Earlier this month, the Taoiseach said he supported school students going on strike.

Image: Sam Boal

Christina Finn reporting from Chicago

TAOISEACH LEO VARADKAR has said the huge turnout by students at the Climate Change protest in Dublin is to be welcomed. 

Today, thousands of second level students swapped the classroom for the streets to  demonstrate against government inaction on climate change.

The marches in Dublin and Cork this afternoon form part of a global movement initiated by 16-year-old schoolgirl Greta Thunberg, who began protesting outside Swedish Parliament last August.

There are over 1,000 similar marches taking place worldwide today.

Thousands gathered near Dublin’s St Stephen’s Green just after midday before marching on to Leinster House.

Protests

In Chicago this evening, Varadkar told TheJournal.ie:

“I think the protests were really welcome. It is inspiring that school children and students are getting politically active and are taking on the issue of climate change and they are really putting it up to us, as adults, and as political leaders to do a lot more to tackle this climate emergency, and make sure we pass on to them a better planet than we found it.

“So we get the message, we hear it loud and clear.
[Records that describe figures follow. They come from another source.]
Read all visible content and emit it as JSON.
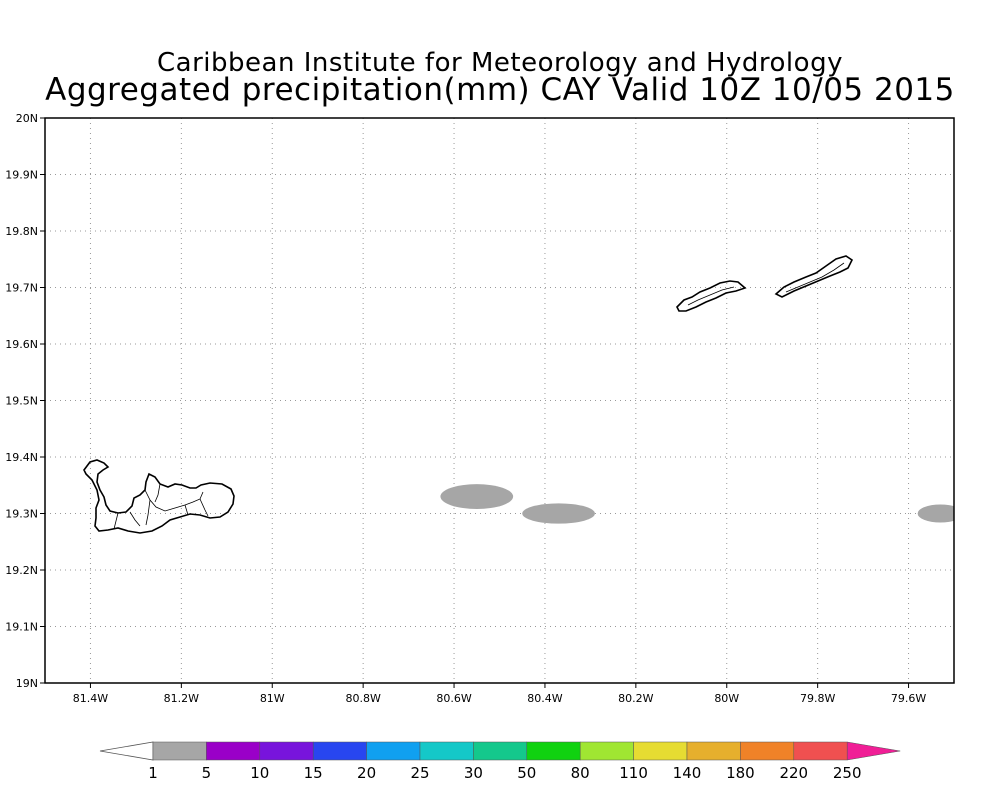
{
  "title_line1": "Caribbean Institute for Meteorology and Hydrology",
  "title_line2": "Aggregated precipitation(mm) CAY Valid 10Z 10/05 2015",
  "map": {
    "lon_range": [
      -81.5,
      -79.5
    ],
    "lat_range": [
      19.0,
      20.0
    ],
    "grid": "dotted",
    "lon_ticks": [
      {
        "lon": -81.4,
        "label": "81.4W"
      },
      {
        "lon": -81.2,
        "label": "81.2W"
      },
      {
        "lon": -81.0,
        "label": "81W"
      },
      {
        "lon": -80.8,
        "label": "80.8W"
      },
      {
        "lon": -80.6,
        "label": "80.6W"
      },
      {
        "lon": -80.4,
        "label": "80.4W"
      },
      {
        "lon": -80.2,
        "label": "80.2W"
      },
      {
        "lon": -80.0,
        "label": "80W"
      },
      {
        "lon": -79.8,
        "label": "79.8W"
      },
      {
        "lon": -79.6,
        "label": "79.6W"
      }
    ],
    "lat_ticks": [
      {
        "lat": 20.0,
        "label": "20N"
      },
      {
        "lat": 19.9,
        "label": "19.9N"
      },
      {
        "lat": 19.8,
        "label": "19.8N"
      },
      {
        "lat": 19.7,
        "label": "19.7N"
      },
      {
        "lat": 19.6,
        "label": "19.6N"
      },
      {
        "lat": 19.5,
        "label": "19.5N"
      },
      {
        "lat": 19.4,
        "label": "19.4N"
      },
      {
        "lat": 19.3,
        "label": "19.3N"
      },
      {
        "lat": 19.2,
        "label": "19.2N"
      },
      {
        "lat": 19.1,
        "label": "19.1N"
      },
      {
        "lat": 19.0,
        "label": "19N"
      }
    ],
    "precip_areas": [
      {
        "center_lon": -80.55,
        "center_lat": 19.33,
        "half_width_deg": 0.08,
        "half_height_deg": 0.022,
        "color": "#a6a6a6"
      },
      {
        "center_lon": -80.37,
        "center_lat": 19.3,
        "half_width_deg": 0.08,
        "half_height_deg": 0.018,
        "color": "#a6a6a6"
      },
      {
        "center_lon": -79.53,
        "center_lat": 19.3,
        "half_width_deg": 0.05,
        "half_height_deg": 0.016,
        "color": "#a6a6a6"
      }
    ]
  },
  "colorbar": {
    "labels": [
      "1",
      "5",
      "10",
      "15",
      "20",
      "25",
      "30",
      "50",
      "80",
      "110",
      "140",
      "180",
      "220",
      "250"
    ],
    "under_color": "#ffffff",
    "colors": [
      "#a6a6a6",
      "#9a00c8",
      "#7814dc",
      "#2846f0",
      "#10a0f0",
      "#14c8c8",
      "#14c88c",
      "#10d210",
      "#a0e632",
      "#e6dc32",
      "#e6af2d",
      "#f08228",
      "#f05050"
    ],
    "over_color": "#f01e96"
  }
}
We will be doing a lot more in the years ahead with our cross-government climate action plan to deal with the issue.”

Earlier this month, the Taoiseach said he supported school students going on strike, stating that he would listen to the concerns of students. 

Ireland’s environmental woes have been well documented, with the country well on course to miss vital emissions targets and face hefty fines. 

Varadkar previously said that the children taking part in the protests are “telling all the adults in all parties to get our act together and to do more about climate change because it is their future that is in jeopardy”.

That is why I support what they are doing and why we all must listen to what they are saying.

More to do

The Taoiseach defended the government’s record, but admitted that more needs to be done.

He said there has been a real development in renewable energy in Ireland, with over 30% of the country’s energy now coming from wind.

“We will expand that in the coming years,” he said, pointing out that Moneypoint is going off coal.

“Electric cars are really taking off, we need to put in the charging points. There are a lot of other things we need to do there is not one solution to climate change but a lot of things put together, we can do it and as well as that there is potentially economic opportunities in it as well, creating future jobs, jobs for future.”

The Taoiseach was recently asked what he was doing to reduce his carbon footprint, he said he is trying to eat less meat.

“I am trying to eat less meat, both for health reasons and for reasons of climate change. But I imagine given the amount of travel I do I am probably not the best example,” he said.

However, he said the government and its ministers should “lead by example” adding that the government owns a lot of vehicles and rolling out more hybrid and electric cars in the fleet should be looked at in the future.

Farmers and many rural TDs were unhappy with his comments stating that he should be heralding Irish beef. 

The Taoiseach failed to answer what other actions he was personally taking to reduce his carbon footprint. When asked if had reflected on what else he could do, other than reducing his meat intake, he said he had not.